In most dramas, it is the actors who are tasked to perform like people, but in royal dramas like The Crown, it’s the people who are tasked to be performers – 24/7, and perform in a way as to express nothing. The ironic brutality of their performances, as inert fairytale figures waltzing around in the real world, was satisfyingly oppressive to watch.
The Royals And My Family
Watching rich people suffer has its own perverse charm after all. But for me, personally, it reflected the hushed silences of my own household. The times when I wanted my father to say something and was instead greeted with resounding apathy, were masterfully juxtaposed on screen each time Oliva Coleman pursed her lips when a verbal response could have made things much easier.
It was heartening to see the elder royals enact the cruelty of heartlessness in the face of young and hapless Charles and rebelliously individualistic Margaret, lending gravitas to the emotional grammar of nothingness in my own parents. The monarchy successfully out-numbed my static family dynamics in each episode. The only difference: the ugliness of the royal relationships was set in postcard backdrops, completely at odds with its surroundings.
But the recent headlines around the British Monarchy have made this modernist/traditionalist conflict (that reaches the pinnacle in Season 4) scarily real. What our young mothers saw happening to Diana on their black and white TV sets, we see playing out again on our phones. We have (and will in seasons 5 and 6 ) watched that era. The Crown, by some quirk of fate, came to the rescue of the ‘institution’ and all its – willing and unwilling – upholders when the Megan crises were due to unfold.

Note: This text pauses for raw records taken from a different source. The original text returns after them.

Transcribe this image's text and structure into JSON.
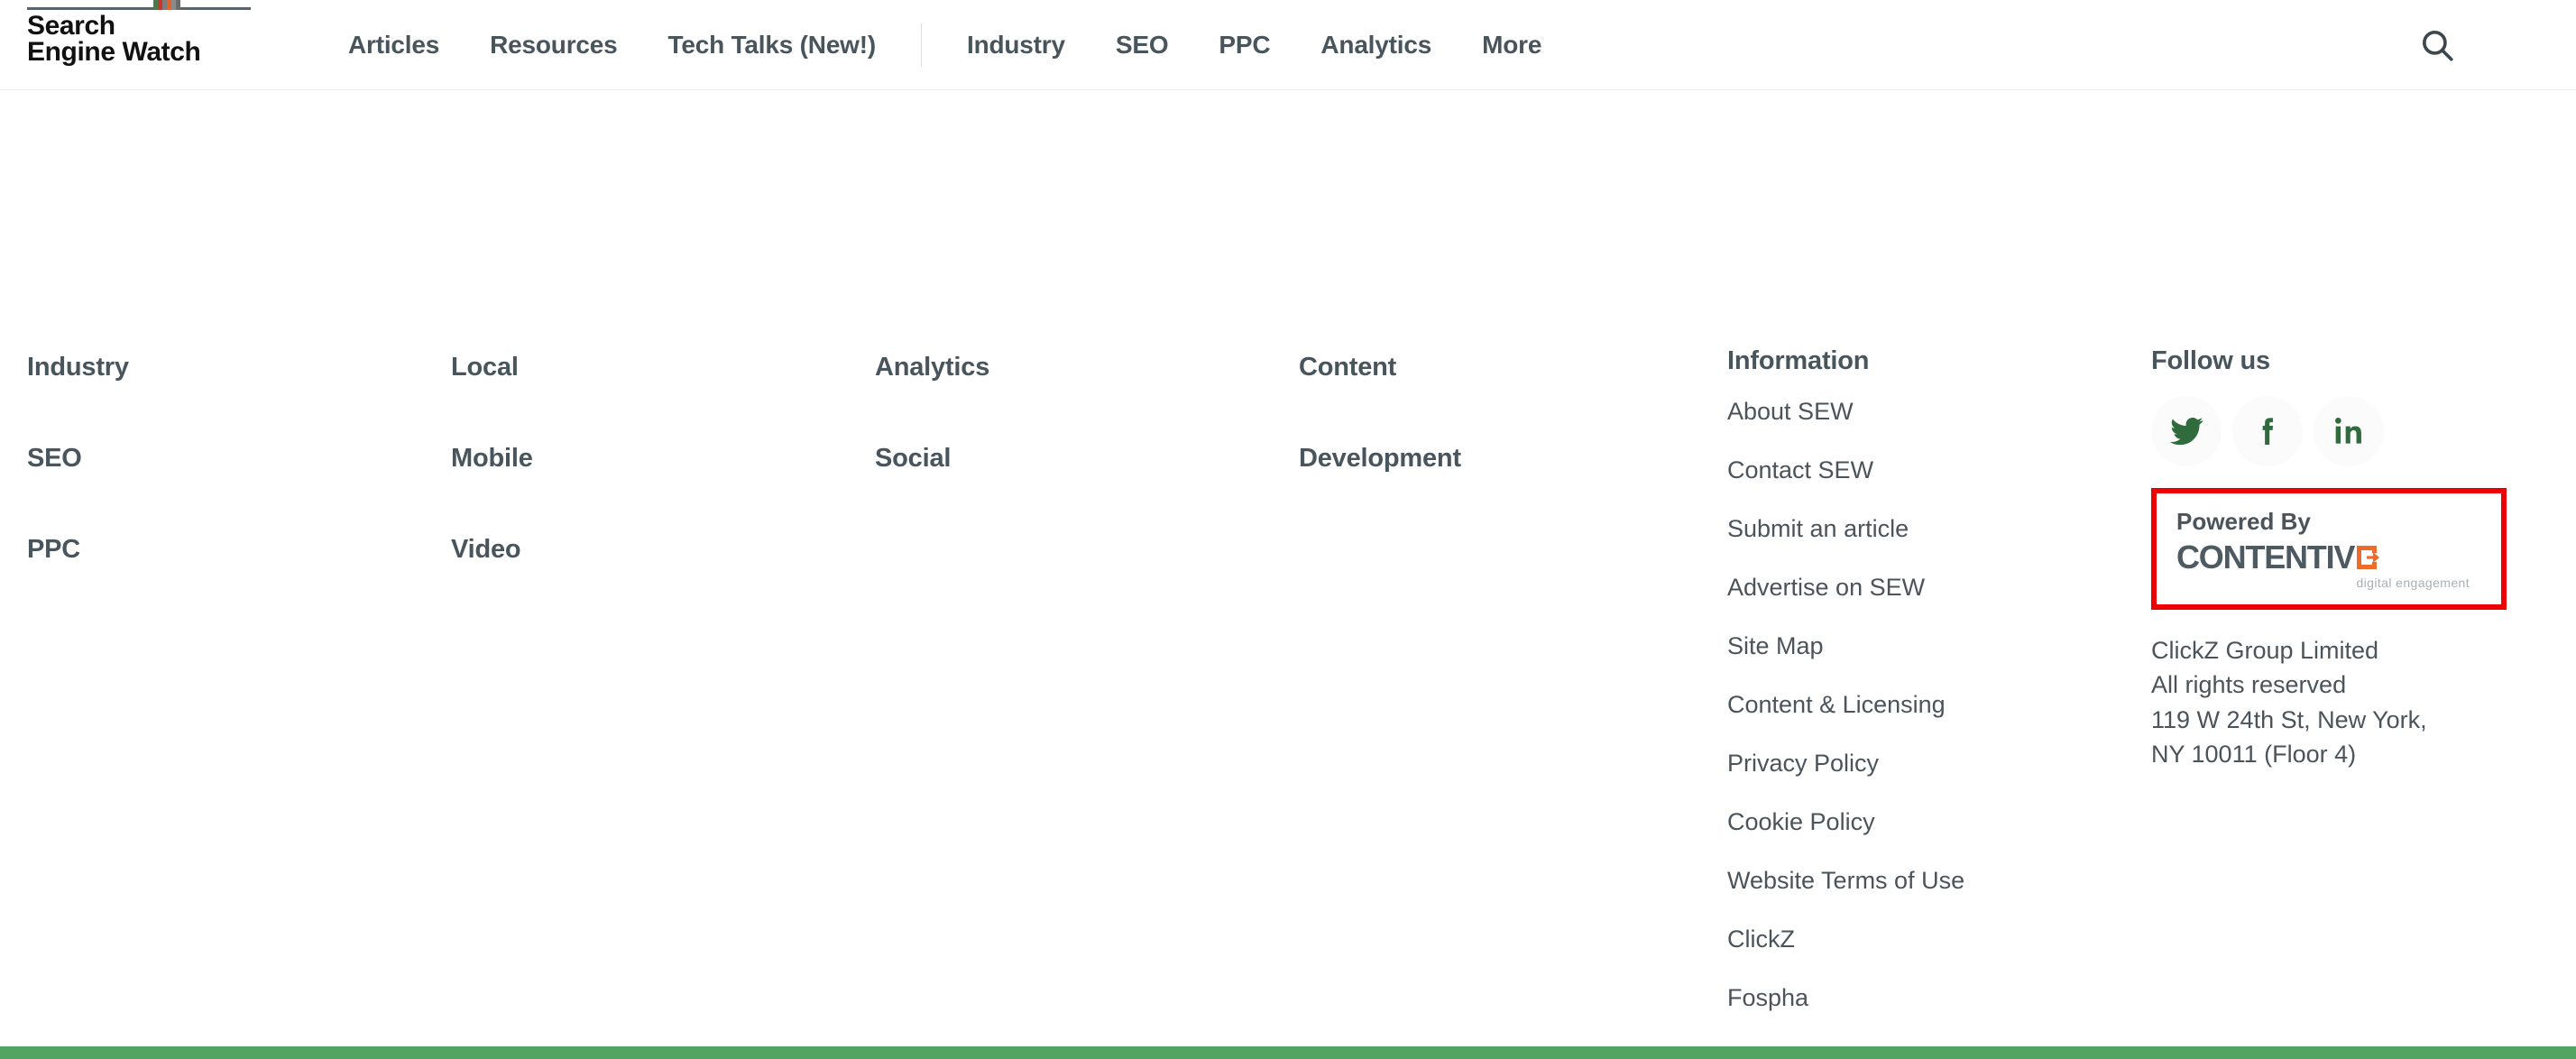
{
  "top_bleed": {
    "center_text": "Content",
    "left_hint": "",
    "right_hint": ""
  },
  "header": {
    "logo": {
      "line1": "Search",
      "line2": "Engine Watch",
      "swatch_colors": [
        "#4c7a4c",
        "#c8352c",
        "#7d7d7d",
        "#e4632a",
        "#8a8a8a",
        "#6b6b6b"
      ]
    },
    "nav_primary": [
      {
        "label": "Articles"
      },
      {
        "label": "Resources"
      },
      {
        "label": "Tech Talks (New!)"
      }
    ],
    "nav_secondary": [
      {
        "label": "Industry"
      },
      {
        "label": "SEO"
      },
      {
        "label": "PPC"
      },
      {
        "label": "Analytics"
      },
      {
        "label": "More"
      }
    ],
    "search_icon": "search-icon",
    "menu_icon": "hamburger-menu-icon"
  },
  "footer": {
    "columns": [
      {
        "name": "industry",
        "items": [
          "Industry",
          "SEO",
          "PPC"
        ]
      },
      {
        "name": "local",
        "items": [
          "Local",
          "Mobile",
          "Video"
        ]
      },
      {
        "name": "analytics",
        "items": [
          "Analytics",
          "Social"
        ]
      },
      {
        "name": "content",
        "items": [
          "Content",
          "Development"
        ]
      }
    ],
    "information": {
      "heading": "Information",
      "links": [
        "About SEW",
        "Contact SEW",
        "Submit an article",
        "Advertise on SEW",
        "Site Map",
        "Content & Licensing",
        "Privacy Policy",
        "Cookie Policy",
        "Website Terms of Use",
        "ClickZ",
        "Fospha"
      ]
    },
    "follow": {
      "heading": "Follow us",
      "socials": [
        {
          "name": "twitter",
          "label": "Twitter"
        },
        {
          "name": "facebook",
          "label": "Facebook"
        },
        {
          "name": "linkedin",
          "label": "LinkedIn"
        }
      ]
    },
    "powered_by": {
      "label": "Powered By",
      "brand": "CONTENTIV",
      "tagline": "digital engagement",
      "highlight_color": "#ee0000",
      "brand_color": "#4d5a61",
      "mark_color": "#ef6b2b"
    },
    "address": {
      "line1": "ClickZ Group Limited",
      "line2": "All rights reserved",
      "line3": "119 W 24th St, New York,",
      "line4": "NY 10011 (Floor 4)"
    },
    "bottom_bar_color": "#52a462"
  },
  "colors": {
    "text": "#4a545a",
    "heading": "#49555c",
    "social_green": "#2f6b3c",
    "green_bar": "#52a462",
    "highlight_red": "#ee0000"
  }
}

The Humanity Of The Monarchy
When one side of the media – on the soundtrack of Oprah Winfrey’s dramatic sighs – berated the archaisms of the institution, and the other side clung to hailing praises on the patriotism of the condemned soldiers of the same, The Crown made me see middle ground.

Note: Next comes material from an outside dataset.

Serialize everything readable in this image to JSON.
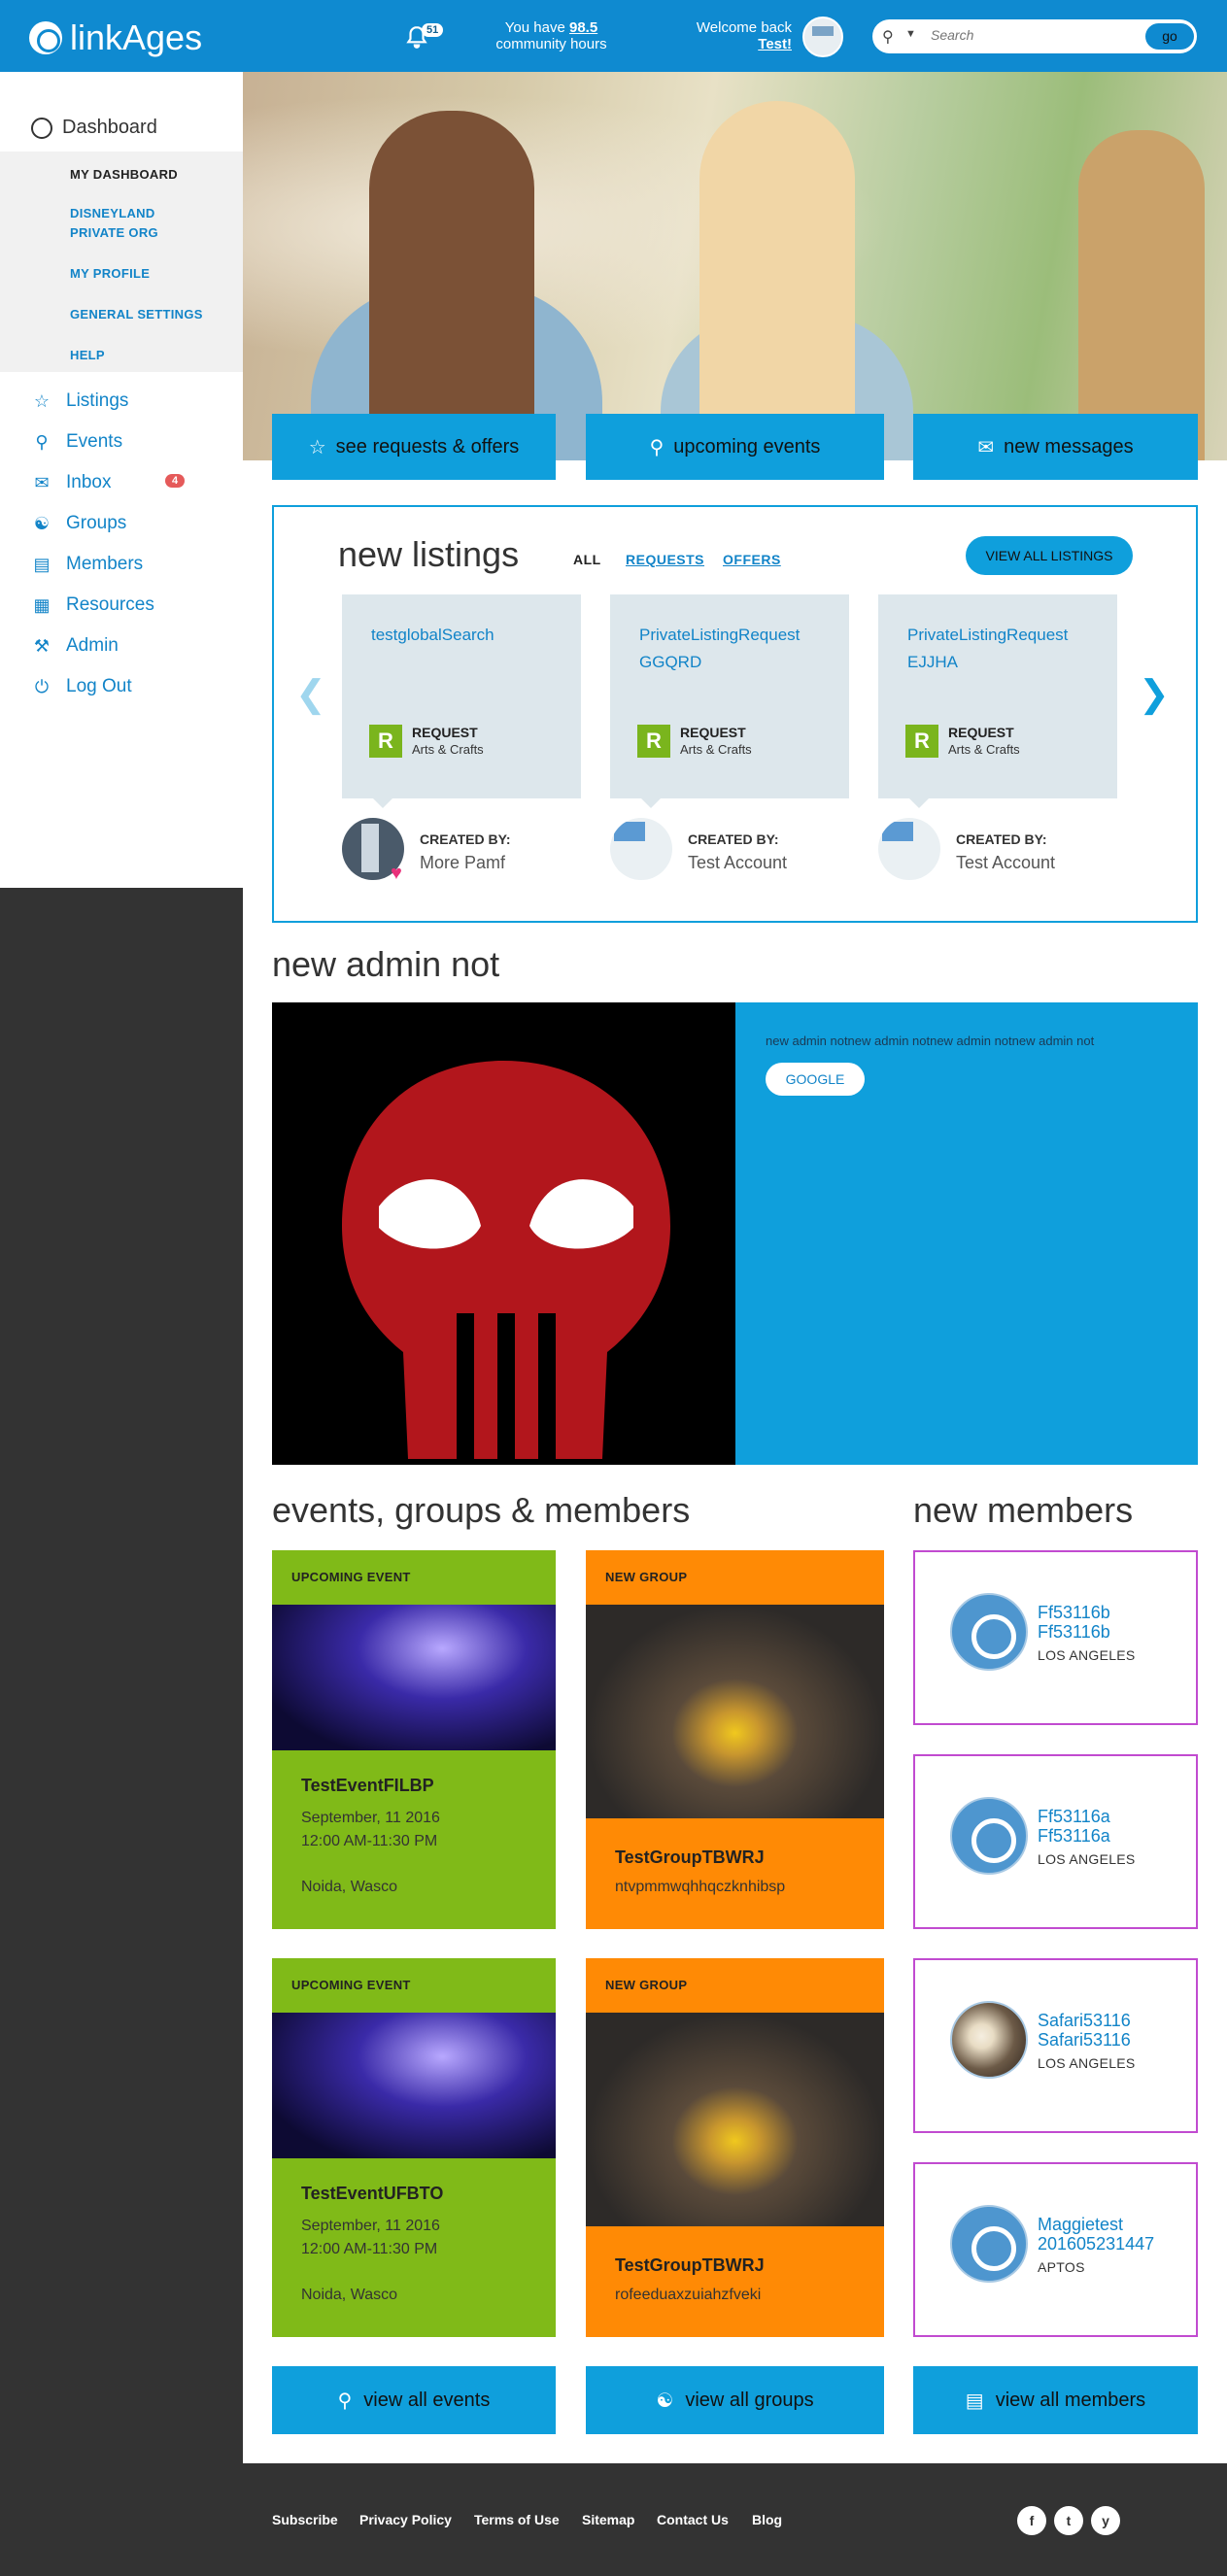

I saw the royal family members, both insiders and outsiders, coming to terms with the cost of their titles; whose job profile: to be apathetic, is constantly tested; I saw the Queen’s indifferent limbs struggling to hug achingly sensitive Diana; I saw the stoic expression, hardened by years, unyielding and notoriously disarming; I saw each member of this cult, with witheringly bitter faces, so ganged up in their own chains that sympathizing with those struggling to breathe within it, is impossible for them.
As Prince Harry said about his father and brother in the Oprah interview, about them being ‘trapped’ and thus unable to help him out, I only saw the helplessness of the trapped.

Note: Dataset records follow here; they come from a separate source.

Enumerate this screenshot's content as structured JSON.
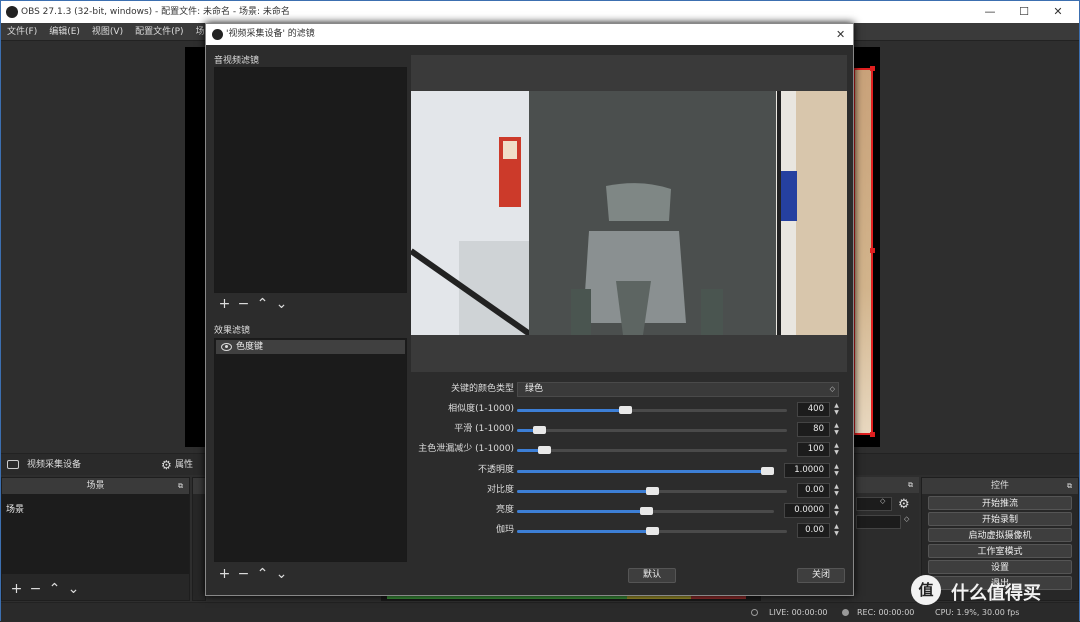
{
  "main_window": {
    "title": "OBS 27.1.3 (32-bit, windows) - 配置文件: 未命名 - 场景: 未命名",
    "menu": [
      "文件(F)",
      "编辑(E)",
      "视图(V)",
      "配置文件(P)",
      "场"
    ]
  },
  "source_toolbar": {
    "source_name": "视频采集设备",
    "properties_label": "属性"
  },
  "scenes_dock": {
    "title": "场景",
    "items": [
      "场景"
    ]
  },
  "controls_dock": {
    "title": "控件",
    "buttons": [
      "开始推流",
      "开始录制",
      "启动虚拟摄像机",
      "工作室模式",
      "设置",
      "退出"
    ]
  },
  "status_bar": {
    "live": "LIVE: 00:00:00",
    "rec": "REC: 00:00:00",
    "cpu": "CPU: 1.9%, 30.00 fps"
  },
  "watermark": "什么值得买",
  "filter_dialog": {
    "title": "'视频采集设备' 的滤镜",
    "audio_video_filters_label": "音视频滤镜",
    "effect_filters_label": "效果滤镜",
    "effect_filters": [
      {
        "name": "色度键",
        "visible": true
      }
    ],
    "toolbar_glyphs": [
      "+",
      "−",
      "⌃",
      "⌄"
    ],
    "properties": {
      "key_color_type": {
        "label": "关键的颜色类型",
        "value": "绿色"
      },
      "sliders": [
        {
          "key": "similarity",
          "label": "相似度(1-1000)",
          "value": "400",
          "fraction": 0.4
        },
        {
          "key": "smoothness",
          "label": "平滑 (1-1000)",
          "value": "80",
          "fraction": 0.08
        },
        {
          "key": "spill",
          "label": "主色泄漏减少 (1-1000)",
          "value": "100",
          "fraction": 0.1
        },
        {
          "key": "opacity",
          "label": "不透明度",
          "value": "1.0000",
          "fraction": 1.0
        },
        {
          "key": "contrast",
          "label": "对比度",
          "value": "0.00",
          "fraction": 0.5
        },
        {
          "key": "brightness",
          "label": "亮度",
          "value": "0.0000",
          "fraction": 0.5
        },
        {
          "key": "gamma",
          "label": "伽玛",
          "value": "0.00",
          "fraction": 0.5
        }
      ]
    },
    "default_button": "默认",
    "close_button": "关闭"
  },
  "colors": {
    "accent": "#3d7fd6",
    "selection_red": "#e02020",
    "dialog_bg": "#2c2c2c"
  }
}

The Harry/ Megan fallout then follows the tragic arc of Diana’s doomed future within the monarchy. Her royal love story became a cautionary tale but it also lent her a luminosity post her death. A symbolic, posthumous glow reflecting the fragility and poignancy of rebelling against the institution. Unlike the language that the news media has deployed to discuss the latest royal scandal, in the Crown, an aggressive silence does the heavy lifting in the royal feuds. Unlike the dramatic flourishes of newsreels, the lives of royals are so emotionally stilted that they can’t afford the luxury of speech.
These lives just live, talk, sit, and un-feel.
The royal family members, both reel and real, then become just a bunch of victims, who resent each other as well as a differently raced outsider, for stealing their victimhood; Diana’s and Meghan’s empire dethrones them from self-pity and villainizes their sacrifice – the sacrifice of failing to be a human first, and a servant later.